#46(記録)「イノベーション(儲ける商売の仕組み)を考える」 西岡郁夫 氏(株式会社イノベーション研究所 代表取締役社長))

2018年3月16日
テーマ:「イノベーション(儲ける商売の仕組み)を考える」
ゲスト: 西岡郁夫 氏(株式会社イノベーション研究所 代表取締役社長)

 

豊岡市とのご縁も深く、出石永楽館で毎年行われる片岡愛之助さんの永楽館歌舞伎にも何度も足を運んでおられる西岡郁夫さん。イノベーションとは何か、またイノベーションを生み出せる組織の在り方についてお話いただきました。

===
永楽館で観る歌舞伎は、役者と観客の距離がとても近いですね。歌舞伎の原点はあんな感じだったのかと思わせます。これは豊岡が誇る文化だと思います。愛之助さんも意気に感じて相当なサービスをされています。

業務の決まり事を超えてちょっとしたサービスやコミュニケーションができる人とできない人がいます。これは、自分の仕事に誇りを持っている人と、ルールだけ守ればそれでよいと思っている人の違いです。ルールだけなら責任者は要りません。ルールを守ってさえいれば、責任を果たしさえすればそれでいいのでしょうか。「いや、違う」と思って勇気をもって、やる。こういった姿勢を日本人は取り戻す必要があると思います。

今日のテーマは「イノベーションを考える」です。イノベーションって何でしょう?「技術革新」というのは間違った訳です。イノベーションとは、新しい仕組みを利用し、その結果「儲ける」ことです。経営に大いに関係があります。

日本人の技術者は、「すごい技術の物を作ったのだから消費者は買うべきである」と思いがちです。これはイノベーションではなく単なる自己満足、思い上がりです。たとえば、インドでは鍵付きの冷蔵庫が大ヒットしました。これは、メイドさんが食材を持ち帰るという問題に対応したもので、「市場」を知っていたからこその発想です。日本では、台所に入ったことのない人がコンピュータの前で設計をしていますが、イノベーションを起こすためには市場や社会に入っていく必要があるのです。イノベーションとは、必ずしも技術革新である必要はなく、いわば「商売の転がし方」といってもいいでしょう。

Amazonは本屋のECとしては実は200社目。後発です。ECは在庫しなくてよいと言われていましたが、Amazonは巨大な倉庫に膨大な在庫を抱え、素早く発送します。利益は出さず、すべて物流につぎ込んできました。さらにはリアル店舗である生鮮食品のホールフーズを巨額で買収し、経営は前CEOにそのまま任せました。いったい何を狙っているのでしょう。

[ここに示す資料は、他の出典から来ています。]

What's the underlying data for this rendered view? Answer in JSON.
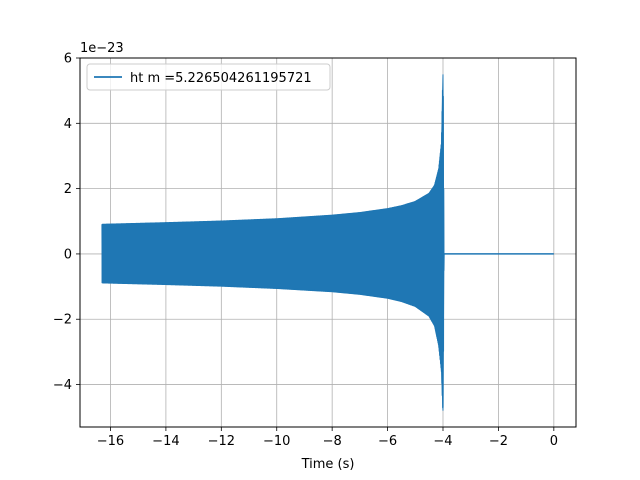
{
  "chart_data": {
    "type": "line",
    "title": "",
    "xlabel": "Time (s)",
    "ylabel": "",
    "y_offset_label": "1e−23",
    "xlim": [
      -17.1,
      0.8
    ],
    "ylim": [
      -5.3,
      6.0
    ],
    "x_ticks": [
      -16,
      -14,
      -12,
      -10,
      -8,
      -6,
      -4,
      -2,
      0
    ],
    "x_tick_labels": [
      "−16",
      "−14",
      "−12",
      "−10",
      "−8",
      "−6",
      "−4",
      "−2",
      "0"
    ],
    "y_ticks": [
      -4,
      -2,
      0,
      2,
      4,
      6
    ],
    "y_tick_labels": [
      "−4",
      "−2",
      "0",
      "2",
      "4",
      "6"
    ],
    "grid": true,
    "legend_position": "top-left",
    "series": [
      {
        "name": "ht m =5.226504261195721",
        "color": "#1f77b4",
        "signal_start": -16.3,
        "merger_time": -3.95,
        "signal_end": 0.0,
        "envelope": {
          "x": [
            -16.3,
            -14,
            -12,
            -10,
            -8,
            -7,
            -6,
            -5.5,
            -5,
            -4.5,
            -4.3,
            -4.15,
            -4.05,
            -4.0,
            -3.97
          ],
          "upper": [
            0.9,
            0.95,
            1.0,
            1.07,
            1.18,
            1.26,
            1.38,
            1.47,
            1.6,
            1.85,
            2.1,
            2.6,
            3.4,
            5.5,
            0.0
          ],
          "lower": [
            -0.88,
            -0.93,
            -0.98,
            -1.05,
            -1.15,
            -1.23,
            -1.35,
            -1.45,
            -1.6,
            -1.9,
            -2.2,
            -2.8,
            -3.6,
            -4.8,
            0.0
          ]
        }
      }
    ]
  }
}
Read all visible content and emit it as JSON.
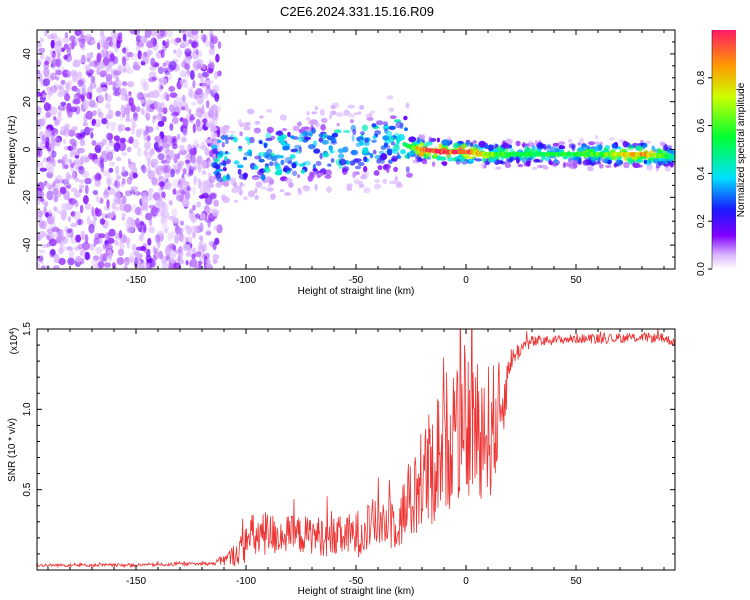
{
  "title": "C2E6.2024.331.15.16.R09",
  "chart_data": [
    {
      "type": "heatmap",
      "title": "C2E6.2024.331.15.16.R09",
      "xlabel": "Height of straight line (km)",
      "ylabel": "Frequency (Hz)",
      "xlim": [
        -195,
        95
      ],
      "ylim": [
        -50,
        50
      ],
      "xticks": [
        -150,
        -100,
        -50,
        0,
        50
      ],
      "xtick_labels": [
        "-150",
        "-100",
        "-50",
        "0",
        "50"
      ],
      "yticks": [
        -40,
        -20,
        0,
        20,
        40
      ],
      "ytick_labels": [
        "-40",
        "-20",
        "0",
        "20",
        "40"
      ],
      "noise_region_x": [
        -195,
        -112
      ],
      "signal_ridge": {
        "x": [
          -112,
          -100,
          -80,
          -60,
          -40,
          -30,
          -25,
          -20,
          -10,
          0,
          10,
          20,
          40,
          60,
          80,
          95
        ],
        "freq_hz": [
          -4,
          -3,
          -2,
          0,
          2,
          3,
          1,
          0,
          -1,
          -1,
          -2,
          -2,
          -2,
          -2,
          -2,
          -3
        ],
        "amplitude": [
          0.15,
          0.25,
          0.3,
          0.32,
          0.35,
          0.4,
          0.6,
          0.9,
          0.95,
          0.95,
          0.7,
          0.55,
          0.55,
          0.6,
          0.9,
          0.45
        ]
      },
      "colorbar": {
        "label": "Normalized spectral amplitude",
        "range": [
          0,
          1
        ],
        "ticks": [
          0,
          0.2,
          0.4,
          0.6,
          0.8
        ],
        "tick_labels": [
          "0.0",
          "0.2",
          "0.4",
          "0.6",
          "0.8"
        ]
      }
    },
    {
      "type": "line",
      "xlabel": "Height of straight line (km)",
      "ylabel": "SNR (10 * v/v)",
      "y_multiplier": "(x10",
      "y_multiplier_exp": "4",
      "y_multiplier_close": ")",
      "xlim": [
        -195,
        95
      ],
      "ylim": [
        0,
        1.5
      ],
      "xticks": [
        -150,
        -100,
        -50,
        0,
        50
      ],
      "xtick_labels": [
        "-150",
        "-100",
        "-50",
        "0",
        "50"
      ],
      "yticks": [
        0.5,
        1.0,
        1.5
      ],
      "ytick_labels": [
        "0.5",
        "1.0",
        "1.5"
      ],
      "series": [
        {
          "name": "SNR",
          "color": "#ee3333",
          "x": [
            -195,
            -150,
            -115,
            -108,
            -102,
            -98,
            -90,
            -80,
            -70,
            -60,
            -55,
            -50,
            -45,
            -40,
            -35,
            -30,
            -25,
            -20,
            -15,
            -10,
            -5,
            0,
            5,
            10,
            15,
            18,
            20,
            25,
            30,
            40,
            50,
            60,
            70,
            80,
            90,
            95
          ],
          "y": [
            0.03,
            0.03,
            0.04,
            0.07,
            0.13,
            0.2,
            0.22,
            0.22,
            0.22,
            0.2,
            0.21,
            0.22,
            0.26,
            0.3,
            0.3,
            0.33,
            0.42,
            0.55,
            0.65,
            0.8,
            0.85,
            0.88,
            0.9,
            0.85,
            0.95,
            1.12,
            1.3,
            1.38,
            1.42,
            1.43,
            1.44,
            1.44,
            1.44,
            1.45,
            1.44,
            1.42
          ],
          "noise_amplitude": [
            0.01,
            0.01,
            0.01,
            0.05,
            0.1,
            0.15,
            0.14,
            0.12,
            0.12,
            0.13,
            0.13,
            0.15,
            0.16,
            0.17,
            0.18,
            0.2,
            0.25,
            0.35,
            0.4,
            0.45,
            0.45,
            0.45,
            0.45,
            0.45,
            0.35,
            0.18,
            0.08,
            0.05,
            0.04,
            0.03,
            0.03,
            0.03,
            0.03,
            0.03,
            0.03,
            0.03
          ]
        }
      ]
    }
  ]
}
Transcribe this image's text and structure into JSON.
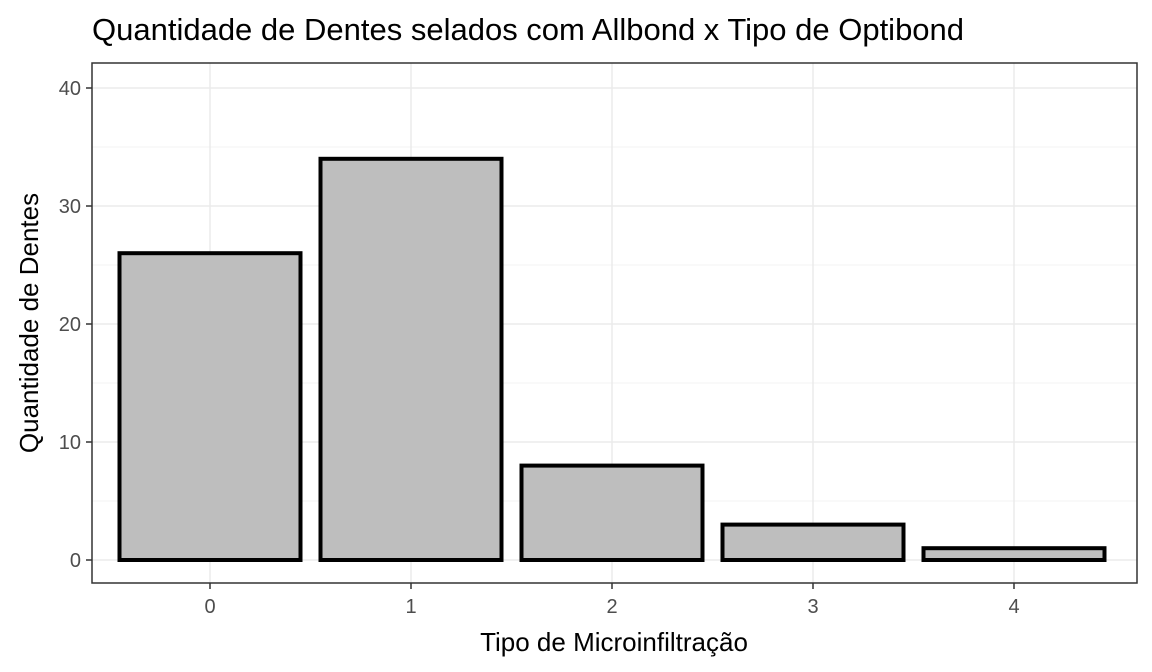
{
  "chart_data": {
    "type": "bar",
    "title": "Quantidade de Dentes selados com Allbond x Tipo de Optibond",
    "xlabel": "Tipo de Microinfiltração",
    "ylabel": "Quantidade de Dentes",
    "categories": [
      "0",
      "1",
      "2",
      "3",
      "4"
    ],
    "values": [
      26,
      34,
      8,
      3,
      1
    ],
    "ylim": [
      0,
      40
    ],
    "yticks": [
      0,
      10,
      20,
      30,
      40
    ],
    "grid": true,
    "bar_fill": "#bebebe",
    "bar_outline": "#000000"
  }
}
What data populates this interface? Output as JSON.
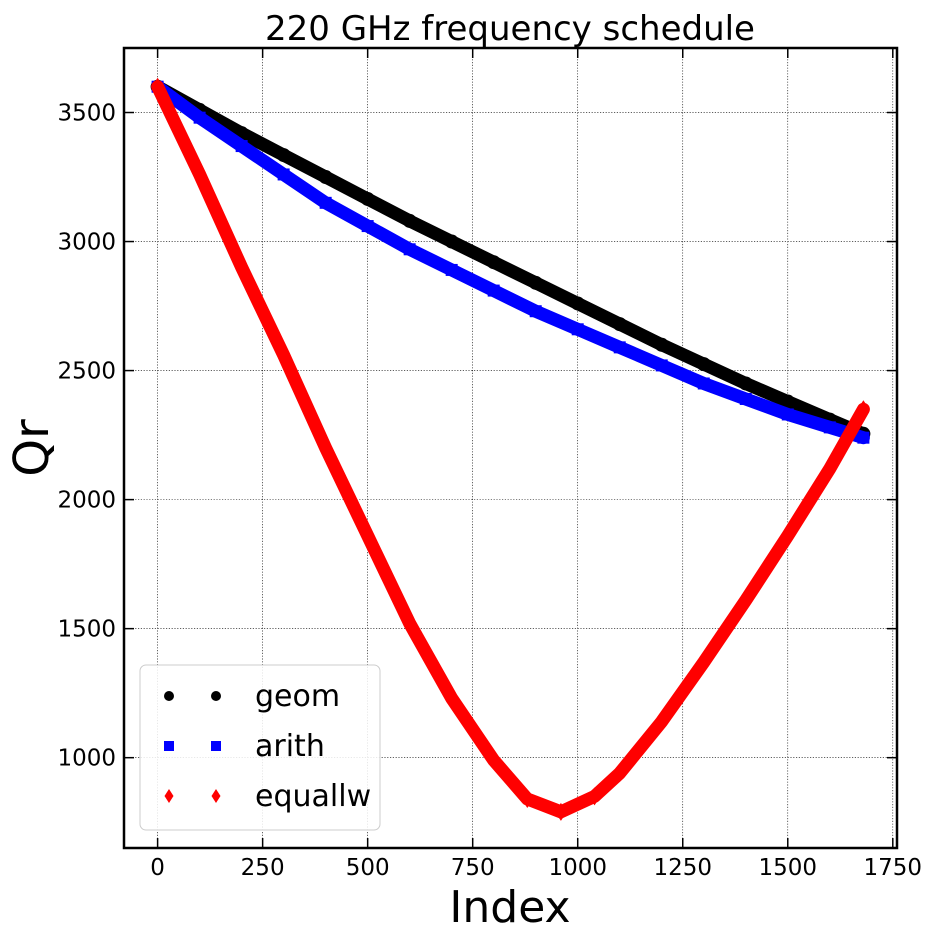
{
  "chart_data": {
    "type": "scatter",
    "title": "220 GHz frequency schedule",
    "xlabel": "Index",
    "ylabel": "Qr",
    "xlim": [
      -80,
      1760
    ],
    "ylim": [
      650,
      3750
    ],
    "xticks": [
      0,
      250,
      500,
      750,
      1000,
      1250,
      1500,
      1750
    ],
    "yticks": [
      1000,
      1500,
      2000,
      2500,
      3000,
      3500
    ],
    "grid": true,
    "legend_position": "lower left",
    "series": [
      {
        "name": "geom",
        "marker": "circle",
        "color": "#000000",
        "points": [
          [
            0,
            3600
          ],
          [
            100,
            3510
          ],
          [
            200,
            3420
          ],
          [
            300,
            3335
          ],
          [
            400,
            3250
          ],
          [
            500,
            3165
          ],
          [
            600,
            3080
          ],
          [
            700,
            3000
          ],
          [
            800,
            2920
          ],
          [
            900,
            2840
          ],
          [
            1000,
            2760
          ],
          [
            1100,
            2680
          ],
          [
            1200,
            2600
          ],
          [
            1300,
            2525
          ],
          [
            1400,
            2450
          ],
          [
            1500,
            2380
          ],
          [
            1600,
            2310
          ],
          [
            1680,
            2255
          ]
        ]
      },
      {
        "name": "arith",
        "marker": "square",
        "color": "#0000ff",
        "points": [
          [
            0,
            3600
          ],
          [
            100,
            3480
          ],
          [
            200,
            3370
          ],
          [
            300,
            3260
          ],
          [
            400,
            3150
          ],
          [
            500,
            3060
          ],
          [
            600,
            2970
          ],
          [
            700,
            2890
          ],
          [
            800,
            2810
          ],
          [
            900,
            2730
          ],
          [
            1000,
            2660
          ],
          [
            1100,
            2590
          ],
          [
            1200,
            2520
          ],
          [
            1300,
            2450
          ],
          [
            1400,
            2390
          ],
          [
            1500,
            2330
          ],
          [
            1600,
            2280
          ],
          [
            1680,
            2240
          ]
        ]
      },
      {
        "name": "equallw",
        "marker": "diamond",
        "color": "#ff0000",
        "points": [
          [
            0,
            3600
          ],
          [
            100,
            3260
          ],
          [
            200,
            2900
          ],
          [
            300,
            2560
          ],
          [
            400,
            2200
          ],
          [
            500,
            1860
          ],
          [
            600,
            1520
          ],
          [
            700,
            1230
          ],
          [
            800,
            990
          ],
          [
            880,
            840
          ],
          [
            960,
            790
          ],
          [
            1040,
            850
          ],
          [
            1100,
            940
          ],
          [
            1200,
            1140
          ],
          [
            1300,
            1370
          ],
          [
            1400,
            1610
          ],
          [
            1500,
            1860
          ],
          [
            1600,
            2120
          ],
          [
            1680,
            2350
          ]
        ]
      }
    ]
  }
}
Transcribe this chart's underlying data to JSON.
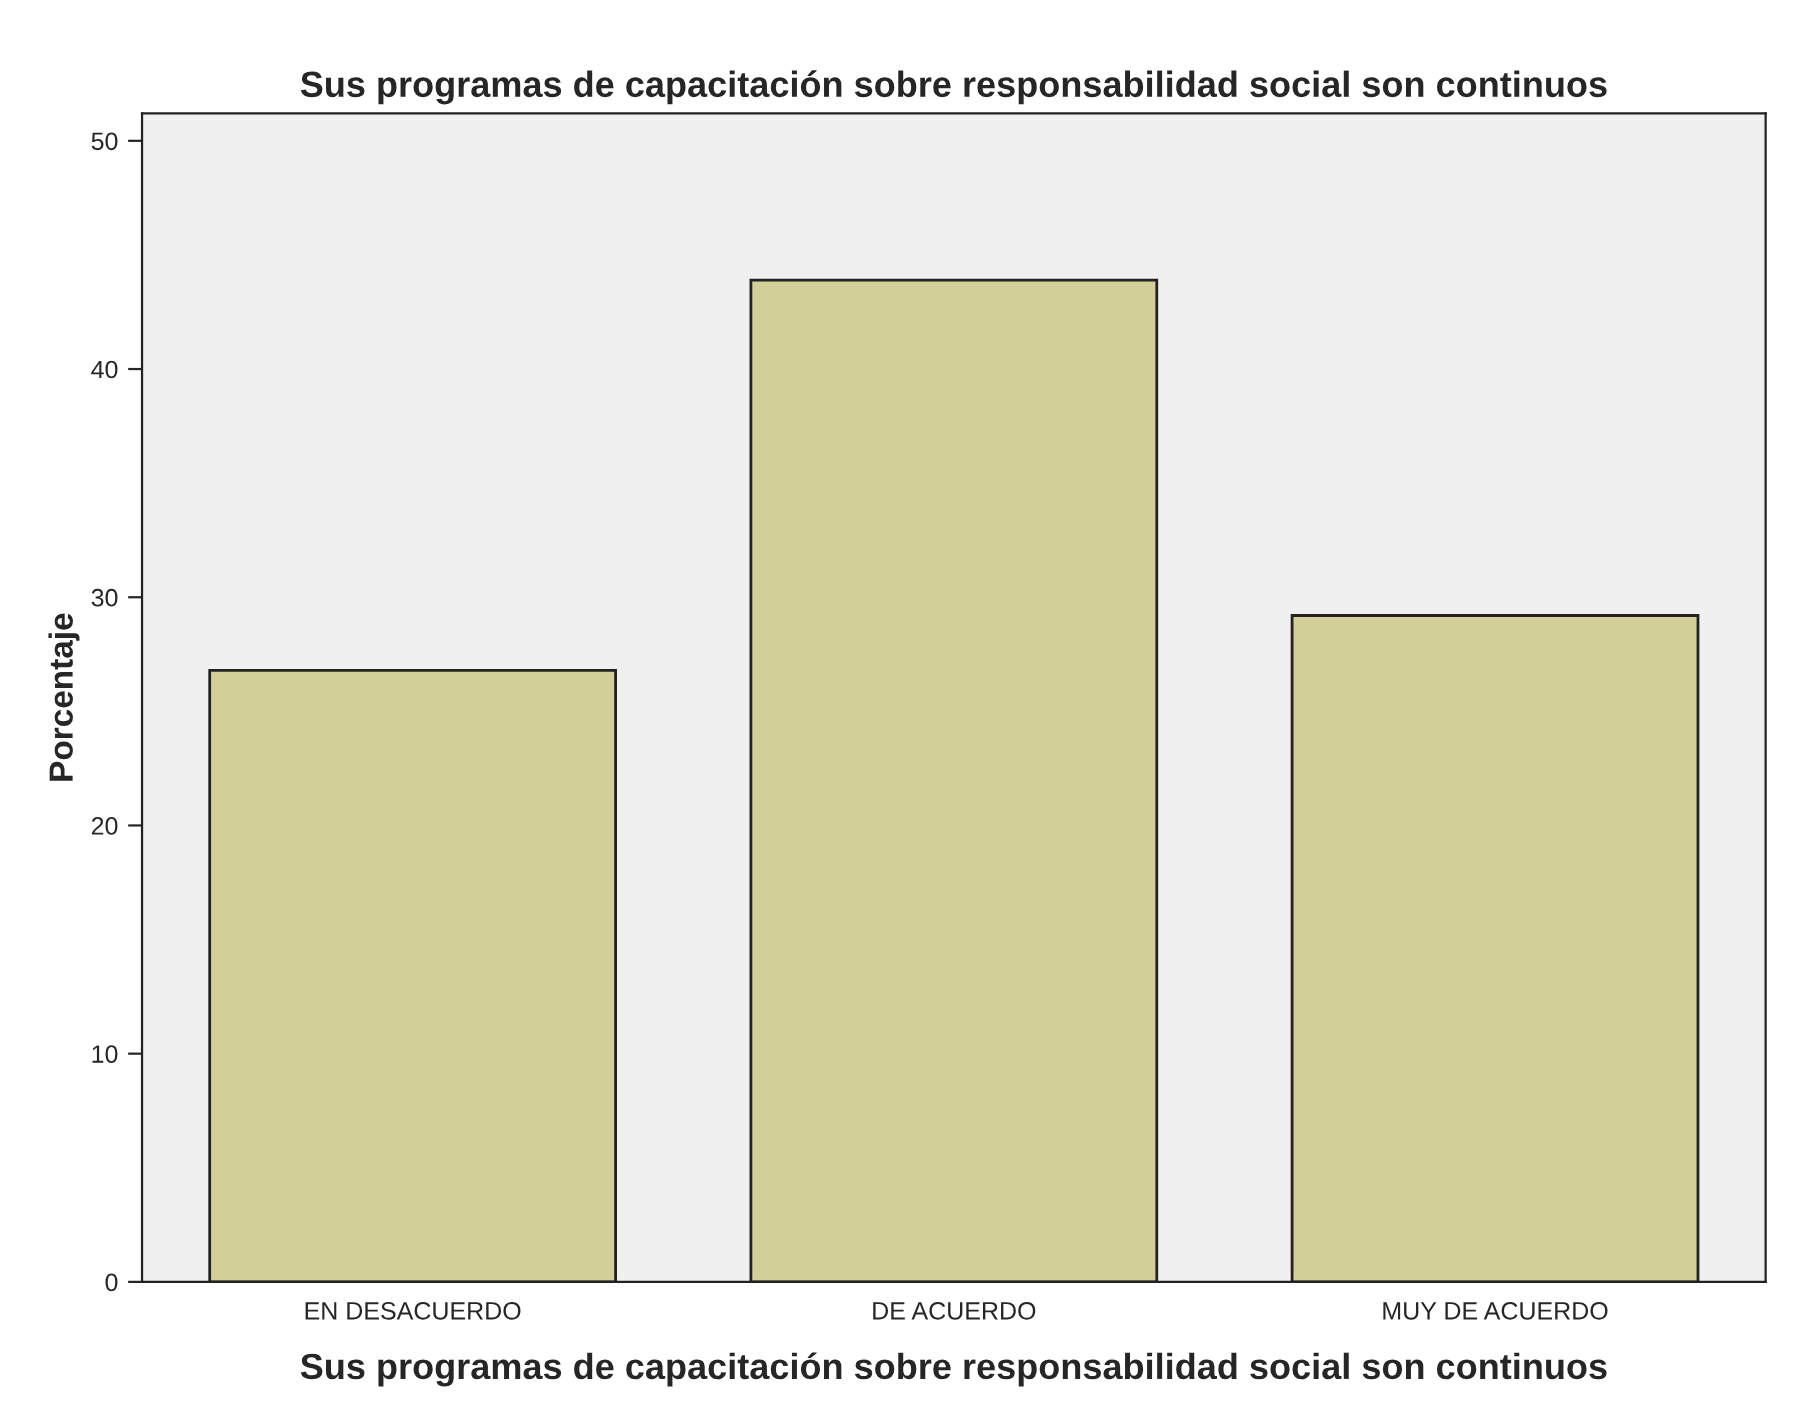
{
  "chart_data": {
    "type": "bar",
    "title": "Sus programas de capacitación sobre responsabilidad social son continuos",
    "xlabel": "Sus programas de capacitación sobre responsabilidad social son continuos",
    "ylabel": "Porcentaje",
    "categories": [
      "EN DESACUERDO",
      "DE ACUERDO",
      "MUY DE ACUERDO"
    ],
    "values": [
      26.8,
      43.9,
      29.2
    ],
    "color": "#d3cf98",
    "ylim": [
      0,
      51.2
    ],
    "yticks": [
      0,
      10,
      20,
      30,
      40,
      50
    ],
    "grid": false,
    "legend": false
  }
}
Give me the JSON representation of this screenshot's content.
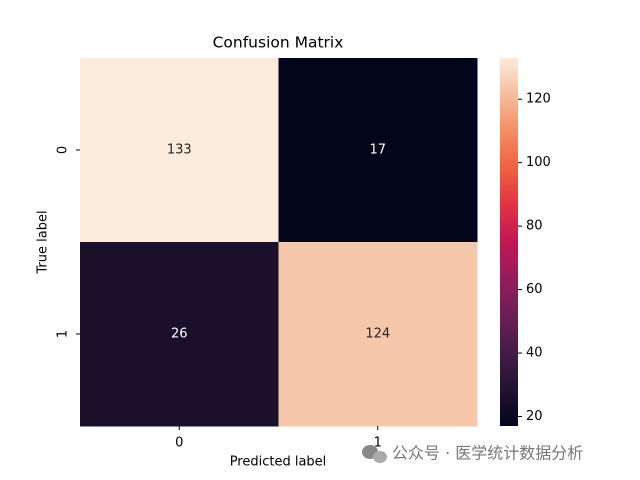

世界のファッション業界で独り勝ちしているZARA。ファッション業界では普通、企画から商品陳列まで9か月かかるところ、ZARAは2週間で実現します。いわばファッションの後出しじゃんけん。最新のパリコレの素材を落として大量生産。1シーズンだけ着ればよいという若者のニーズに合った品質に最適化したのです。繰り返しますが、イノベーションのカギは技術だけでなく、商売の転がし方です。

江戸時代の日本にも、戦略的、イノベーティブなビジネスモデルがありました。今の三越、越後屋です。創業者の三井八郎兵衛高利は53歳で起業したのですが、「店前現銀(金)掛け値なし」「仕立て売り」「端切れ売り」といった新しい販売手法を編み出し、ロゴ入りの傘を貸し出すなど、うまく商売を転がしました。

豊岡市でも、城崎温泉における外湯と温泉旅館の共存共栄、環境と経済の共鳴、城崎アートセンターなどはイノベーティブな試みです。

日本から世界に通用するイノベーションが起きないのは、井の中の蛙だからです。イノベーションを起こすのは、新参者と若者。混沌(ダイバーシティ)の中からイノベーションが生まれます。大切なのは新参者や若者が提案できる雰囲気。彼らに試行錯誤させるのが上司や幹部の度量です。「できないことをやろうと言うな」ではなく、困難なことでも提案できる雰囲気が必要です。

私が思う理想の上司は鬼平犯科帳の鬼平です。元盗人たちの罪を赦して配下にする指導力、ちょっとのことでアレっと感じる感性、すぐ動く行動力…。

リスクを恐れず初めてのことに挑戦する人は(最初に海に飛び込む)ファーストペンギンと呼ばれますが、続く人がいなければ無駄死にです。次に飛び込む部下(セカンドペンギン)がいるかどうか、次々に飛び込む組織になっているかどうかが重要です。